You can help adding them by using this form. The study explores a number of issues that could be relevant to developing countries in addressing the interface between these two disciplines where the understanding of law and economics poses unique analytical challenges to policy-makers. We have no references for this item. To address some of these questions, the ictsd Programme on Intellectual Property and Sustainable Development was launched in July 2000. Keywords: China, World Trade Organization (WTO Intellectual Property Law, Enforcement, Innovation. Contents, abstracting and indexing edit, the journal is abstracted and indexed in: See also edit, references edit, external links edit, retrieved from " ". However, it does not specifically address this issue, as there is abundant literature on national experiences on this matter, as well as on the interpretation of the trips Agreement and the legal approaches that developing countries may adopt. We hope you will find this study an additional contribution to the debate on IP and sustainable development and particularly in responding to the need for increased awareness and better understanding of the interface between IP and competition policy. What are the key concerns surrounding the issues of IP for developing countries? These are essential questions that policy makers need to address in order to design IP laws and policies that best meet the needs of their people and negotiate effectively in future agreements.

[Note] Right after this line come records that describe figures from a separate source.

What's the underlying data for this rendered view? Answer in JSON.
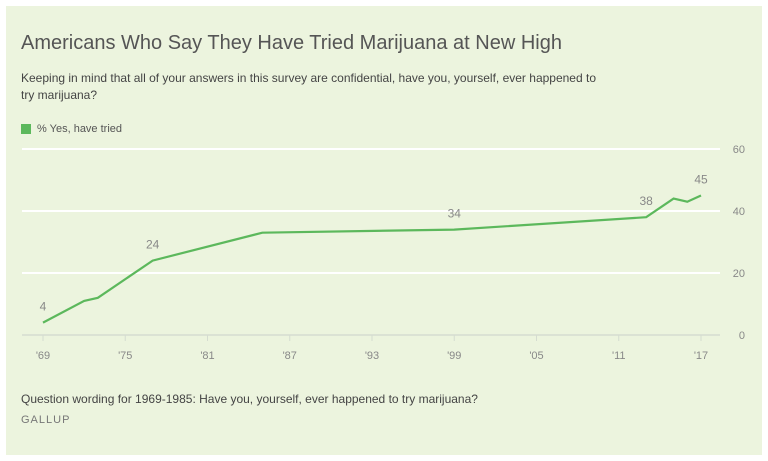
{
  "title": "Americans Who Say They Have Tried Marijuana at New High",
  "subtitle": "Keeping in mind that all of your answers in this survey are confidential, have you, yourself, ever happened to try marijuana?",
  "note": "Question wording for 1969-1985: Have you, yourself, ever happened to try marijuana?",
  "source": "GALLUP",
  "colors": {
    "line": "#5cb85c",
    "background": "#ecf4de",
    "grid": "#ffffff"
  },
  "chart_data": {
    "type": "line",
    "title": "Americans Who Say They Have Tried Marijuana at New High",
    "xlim": [
      1969,
      2017
    ],
    "ylim": [
      0,
      60
    ],
    "x_ticks": [
      1969,
      1975,
      1981,
      1987,
      1993,
      1999,
      2005,
      2011,
      2017
    ],
    "x_tick_labels": [
      "'69",
      "'75",
      "'81",
      "'87",
      "'93",
      "'99",
      "'05",
      "'11",
      "'17"
    ],
    "y_ticks": [
      0,
      20,
      40,
      60
    ],
    "y_tick_labels": [
      "0",
      "20",
      "40",
      "60"
    ],
    "grid": true,
    "legend_position": "top-left",
    "series": [
      {
        "name": "% Yes, have tried",
        "x": [
          1969,
          1972,
          1973,
          1977,
          1985,
          1999,
          2013,
          2015,
          2016,
          2017
        ],
        "values": [
          4,
          11,
          12,
          24,
          33,
          34,
          38,
          44,
          43,
          45
        ]
      }
    ],
    "data_labels": [
      {
        "x": 1969,
        "text": "4"
      },
      {
        "x": 1977,
        "text": "24"
      },
      {
        "x": 1999,
        "text": "34"
      },
      {
        "x": 2013,
        "text": "38"
      },
      {
        "x": 2017,
        "text": "45"
      }
    ]
  }
}
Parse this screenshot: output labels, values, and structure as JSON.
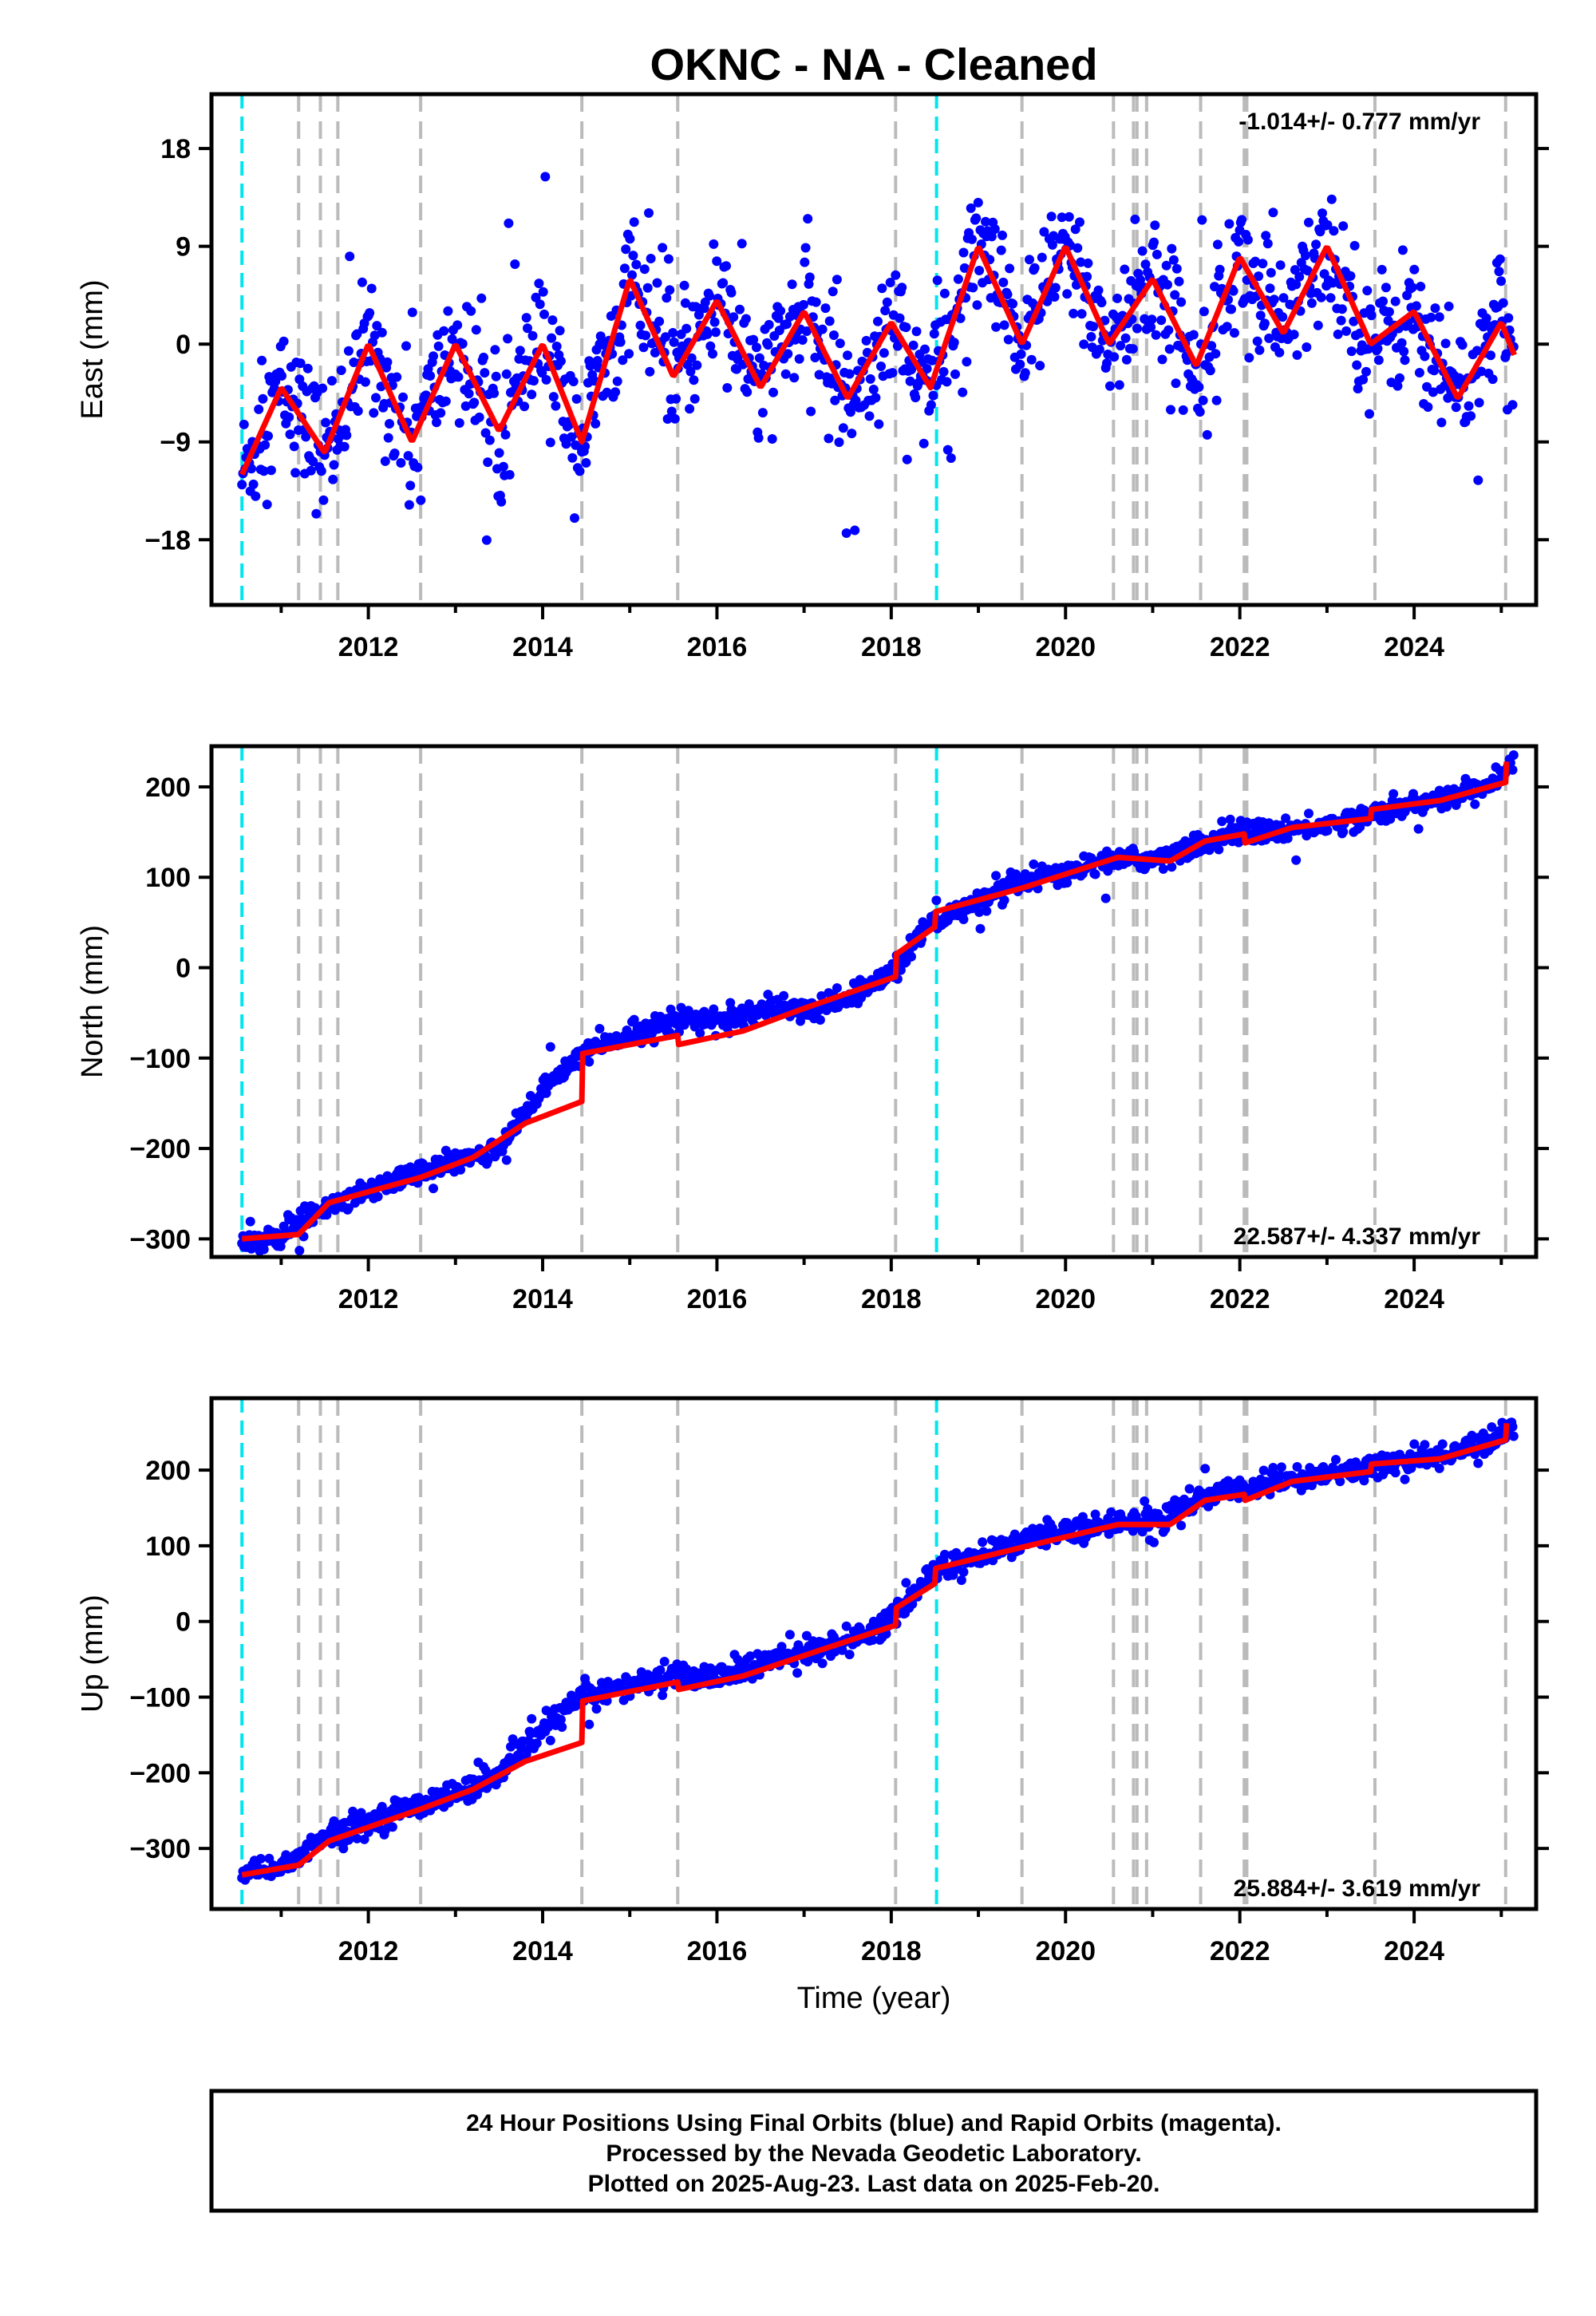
{
  "title": "OKNC  - NA - Cleaned",
  "footer": {
    "line1": "24 Hour Positions Using Final Orbits (blue) and Rapid Orbits (magenta).",
    "line2": "Processed by the Nevada Geodetic Laboratory.",
    "line3": "Plotted on 2025-Aug-23. Last data on 2025-Feb-20."
  },
  "colors": {
    "data_points": "#0000ff",
    "model_fit": "#ff0000",
    "equipment_change_lines": "#00e5ee",
    "other_event_lines": "#bbbbbb"
  },
  "chart_data": [
    {
      "type": "scatter",
      "id": "east",
      "ylabel": "East (mm)",
      "xlabel": "",
      "xlim": [
        2010.2,
        2025.4
      ],
      "ylim": [
        -24,
        23
      ],
      "yticks": [
        -18,
        -9,
        0,
        9,
        18
      ],
      "ytick_labels": [
        "−18",
        "−9",
        "0",
        "9",
        "18"
      ],
      "xticks": [
        2012,
        2014,
        2016,
        2018,
        2020,
        2022,
        2024
      ],
      "xtick_labels": [
        "2012",
        "2014",
        "2016",
        "2018",
        "2020",
        "2022",
        "2024"
      ],
      "rate_text": "-1.014+/- 0.777 mm/yr",
      "rate_position": "top-right",
      "fit": {
        "offset": 0,
        "trend": -1.0,
        "amplitude": 5.5,
        "phase_peak": 0.05,
        "noise": 3.2,
        "steps": [
          [
            2014.5,
            9.5
          ],
          [
            2015.55,
            -4.5
          ],
          [
            2018.5,
            3.0
          ],
          [
            2020.6,
            0
          ],
          [
            2021.6,
            5.5
          ],
          [
            2023.5,
            -6.5
          ]
        ],
        "base_start": -8.5
      },
      "points": [
        {
          "x": 2010.55,
          "y": -12
        },
        {
          "x": 2011.0,
          "y": -4
        },
        {
          "x": 2011.5,
          "y": -10
        },
        {
          "x": 2012.0,
          "y": 0
        },
        {
          "x": 2012.5,
          "y": -9
        },
        {
          "x": 2013.0,
          "y": 0
        },
        {
          "x": 2013.5,
          "y": -8
        },
        {
          "x": 2014.0,
          "y": 0
        },
        {
          "x": 2014.45,
          "y": -9
        },
        {
          "x": 2015.0,
          "y": 6
        },
        {
          "x": 2015.5,
          "y": -3
        },
        {
          "x": 2016.0,
          "y": 4
        },
        {
          "x": 2016.5,
          "y": -4
        },
        {
          "x": 2017.0,
          "y": 3
        },
        {
          "x": 2017.5,
          "y": -5
        },
        {
          "x": 2018.0,
          "y": 2
        },
        {
          "x": 2018.45,
          "y": -4
        },
        {
          "x": 2019.0,
          "y": 9
        },
        {
          "x": 2019.5,
          "y": 0
        },
        {
          "x": 2020.0,
          "y": 9
        },
        {
          "x": 2020.5,
          "y": 0
        },
        {
          "x": 2021.0,
          "y": 6
        },
        {
          "x": 2021.5,
          "y": -2
        },
        {
          "x": 2022.0,
          "y": 8
        },
        {
          "x": 2022.5,
          "y": 1
        },
        {
          "x": 2023.0,
          "y": 9
        },
        {
          "x": 2023.5,
          "y": 0
        },
        {
          "x": 2024.0,
          "y": 3
        },
        {
          "x": 2024.5,
          "y": -5
        },
        {
          "x": 2025.0,
          "y": 2
        },
        {
          "x": 2025.15,
          "y": -1
        }
      ]
    },
    {
      "type": "scatter",
      "id": "north",
      "ylabel": "North (mm)",
      "xlabel": "",
      "xlim": [
        2010.2,
        2025.4
      ],
      "ylim": [
        -320,
        245
      ],
      "yticks": [
        -300,
        -200,
        -100,
        0,
        100,
        200
      ],
      "ytick_labels": [
        "−300",
        "−200",
        "−100",
        "0",
        "100",
        "200"
      ],
      "xticks": [
        2012,
        2014,
        2016,
        2018,
        2020,
        2022,
        2024
      ],
      "xtick_labels": [
        "2012",
        "2014",
        "2016",
        "2018",
        "2020",
        "2022",
        "2024"
      ],
      "rate_text": "22.587+/- 4.337 mm/yr",
      "rate_position": "bottom-right",
      "points": [
        {
          "x": 2010.55,
          "y": -303
        },
        {
          "x": 2011.0,
          "y": -298
        },
        {
          "x": 2011.5,
          "y": -262
        },
        {
          "x": 2012.0,
          "y": -245
        },
        {
          "x": 2012.5,
          "y": -228
        },
        {
          "x": 2013.0,
          "y": -215
        },
        {
          "x": 2013.5,
          "y": -200
        },
        {
          "x": 2014.0,
          "y": -135
        },
        {
          "x": 2014.45,
          "y": -95
        },
        {
          "x": 2015.0,
          "y": -75
        },
        {
          "x": 2015.5,
          "y": -55
        },
        {
          "x": 2016.0,
          "y": -60
        },
        {
          "x": 2016.5,
          "y": -48
        },
        {
          "x": 2017.0,
          "y": -45
        },
        {
          "x": 2017.5,
          "y": -35
        },
        {
          "x": 2018.0,
          "y": -5
        },
        {
          "x": 2018.45,
          "y": 50
        },
        {
          "x": 2019.0,
          "y": 70
        },
        {
          "x": 2019.5,
          "y": 95
        },
        {
          "x": 2020.0,
          "y": 105
        },
        {
          "x": 2020.5,
          "y": 120
        },
        {
          "x": 2021.0,
          "y": 120
        },
        {
          "x": 2021.5,
          "y": 135
        },
        {
          "x": 2022.0,
          "y": 150
        },
        {
          "x": 2022.5,
          "y": 152
        },
        {
          "x": 2023.0,
          "y": 158
        },
        {
          "x": 2023.5,
          "y": 170
        },
        {
          "x": 2024.0,
          "y": 180
        },
        {
          "x": 2024.5,
          "y": 190
        },
        {
          "x": 2025.0,
          "y": 210
        },
        {
          "x": 2025.15,
          "y": 232
        }
      ],
      "fit_points": [
        {
          "x": 2010.55,
          "y": -300
        },
        {
          "x": 2011.2,
          "y": -295
        },
        {
          "x": 2011.55,
          "y": -260
        },
        {
          "x": 2012.6,
          "y": -232
        },
        {
          "x": 2013.2,
          "y": -210
        },
        {
          "x": 2013.8,
          "y": -172
        },
        {
          "x": 2014.45,
          "y": -148
        },
        {
          "x": 2014.46,
          "y": -95
        },
        {
          "x": 2015.55,
          "y": -75
        },
        {
          "x": 2015.56,
          "y": -85
        },
        {
          "x": 2016.3,
          "y": -70
        },
        {
          "x": 2017.0,
          "y": -45
        },
        {
          "x": 2018.05,
          "y": -10
        },
        {
          "x": 2018.06,
          "y": 15
        },
        {
          "x": 2018.5,
          "y": 45
        },
        {
          "x": 2018.51,
          "y": 62
        },
        {
          "x": 2019.5,
          "y": 88
        },
        {
          "x": 2020.6,
          "y": 122
        },
        {
          "x": 2021.2,
          "y": 118
        },
        {
          "x": 2021.6,
          "y": 140
        },
        {
          "x": 2022.05,
          "y": 148
        },
        {
          "x": 2022.06,
          "y": 138
        },
        {
          "x": 2022.6,
          "y": 155
        },
        {
          "x": 2023.5,
          "y": 165
        },
        {
          "x": 2023.51,
          "y": 175
        },
        {
          "x": 2024.3,
          "y": 185
        },
        {
          "x": 2025.05,
          "y": 205
        },
        {
          "x": 2025.06,
          "y": 228
        }
      ]
    },
    {
      "type": "scatter",
      "id": "up",
      "ylabel": "Up (mm)",
      "xlabel": "Time (year)",
      "xlim": [
        2010.2,
        2025.4
      ],
      "ylim": [
        -380,
        295
      ],
      "yticks": [
        -300,
        -200,
        -100,
        0,
        100,
        200
      ],
      "ytick_labels": [
        "−300",
        "−200",
        "−100",
        "0",
        "100",
        "200"
      ],
      "xticks": [
        2012,
        2014,
        2016,
        2018,
        2020,
        2022,
        2024
      ],
      "xtick_labels": [
        "2012",
        "2014",
        "2016",
        "2018",
        "2020",
        "2022",
        "2024"
      ],
      "rate_text": "25.884+/- 3.619 mm/yr",
      "rate_position": "bottom-right",
      "points": [
        {
          "x": 2010.55,
          "y": -335
        },
        {
          "x": 2011.0,
          "y": -325
        },
        {
          "x": 2011.5,
          "y": -285
        },
        {
          "x": 2012.0,
          "y": -265
        },
        {
          "x": 2012.5,
          "y": -245
        },
        {
          "x": 2013.0,
          "y": -228
        },
        {
          "x": 2013.5,
          "y": -205
        },
        {
          "x": 2014.0,
          "y": -145
        },
        {
          "x": 2014.45,
          "y": -100
        },
        {
          "x": 2015.0,
          "y": -85
        },
        {
          "x": 2015.5,
          "y": -70
        },
        {
          "x": 2016.0,
          "y": -75
        },
        {
          "x": 2016.5,
          "y": -55
        },
        {
          "x": 2017.0,
          "y": -42
        },
        {
          "x": 2017.5,
          "y": -25
        },
        {
          "x": 2018.0,
          "y": 0
        },
        {
          "x": 2018.45,
          "y": 65
        },
        {
          "x": 2019.0,
          "y": 85
        },
        {
          "x": 2019.5,
          "y": 105
        },
        {
          "x": 2020.0,
          "y": 120
        },
        {
          "x": 2020.5,
          "y": 130
        },
        {
          "x": 2021.0,
          "y": 132
        },
        {
          "x": 2021.5,
          "y": 160
        },
        {
          "x": 2022.0,
          "y": 175
        },
        {
          "x": 2022.5,
          "y": 185
        },
        {
          "x": 2023.0,
          "y": 195
        },
        {
          "x": 2023.5,
          "y": 205
        },
        {
          "x": 2024.0,
          "y": 212
        },
        {
          "x": 2024.5,
          "y": 225
        },
        {
          "x": 2025.0,
          "y": 245
        },
        {
          "x": 2025.15,
          "y": 262
        }
      ],
      "fit_points": [
        {
          "x": 2010.55,
          "y": -335
        },
        {
          "x": 2011.2,
          "y": -322
        },
        {
          "x": 2011.55,
          "y": -290
        },
        {
          "x": 2012.6,
          "y": -248
        },
        {
          "x": 2013.2,
          "y": -222
        },
        {
          "x": 2013.8,
          "y": -185
        },
        {
          "x": 2014.45,
          "y": -160
        },
        {
          "x": 2014.46,
          "y": -105
        },
        {
          "x": 2015.55,
          "y": -80
        },
        {
          "x": 2015.56,
          "y": -90
        },
        {
          "x": 2016.3,
          "y": -72
        },
        {
          "x": 2017.0,
          "y": -45
        },
        {
          "x": 2018.05,
          "y": -5
        },
        {
          "x": 2018.06,
          "y": 18
        },
        {
          "x": 2018.5,
          "y": 50
        },
        {
          "x": 2018.51,
          "y": 70
        },
        {
          "x": 2019.5,
          "y": 98
        },
        {
          "x": 2020.6,
          "y": 128
        },
        {
          "x": 2021.2,
          "y": 128
        },
        {
          "x": 2021.6,
          "y": 160
        },
        {
          "x": 2022.05,
          "y": 168
        },
        {
          "x": 2022.06,
          "y": 160
        },
        {
          "x": 2022.6,
          "y": 185
        },
        {
          "x": 2023.5,
          "y": 198
        },
        {
          "x": 2023.51,
          "y": 208
        },
        {
          "x": 2024.3,
          "y": 215
        },
        {
          "x": 2025.05,
          "y": 240
        },
        {
          "x": 2025.06,
          "y": 262
        }
      ]
    }
  ],
  "event_lines": {
    "equipment": [
      2010.55,
      2018.52
    ],
    "other": [
      2011.2,
      2011.45,
      2011.65,
      2012.6,
      2014.45,
      2015.55,
      2018.05,
      2019.5,
      2020.55,
      2020.78,
      2020.82,
      2020.93,
      2021.55,
      2022.05,
      2022.08,
      2023.55,
      2025.05
    ]
  }
}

The, international Review of Intellectual Property and Competition Law is a peer-reviewed academic journal published by, springer ScienceBusiness Media on behalf of the, max Planck Institute for Innovation and Competition. Competition law and policies are essential components of these checks and balances.
In fact, in most of these countries intellectual property rights have been expanded and strengthened in the absence of an operative body of competition law, in contrast to developed countries where the introduction of higher levels of IP protection has taken place in normative contexts. Others stress that IP, especially some of its elements, such as the patenting regime, will adversely affect the pursuit of sustainable development strategies by: raising the prices of essential drugs to levels that are too high for the poor to afford; limiting the availability. The use of compulsory licences to remedy anti-competitive practices is also examined together with a number of state interventions that determine key aspects of their competition policies.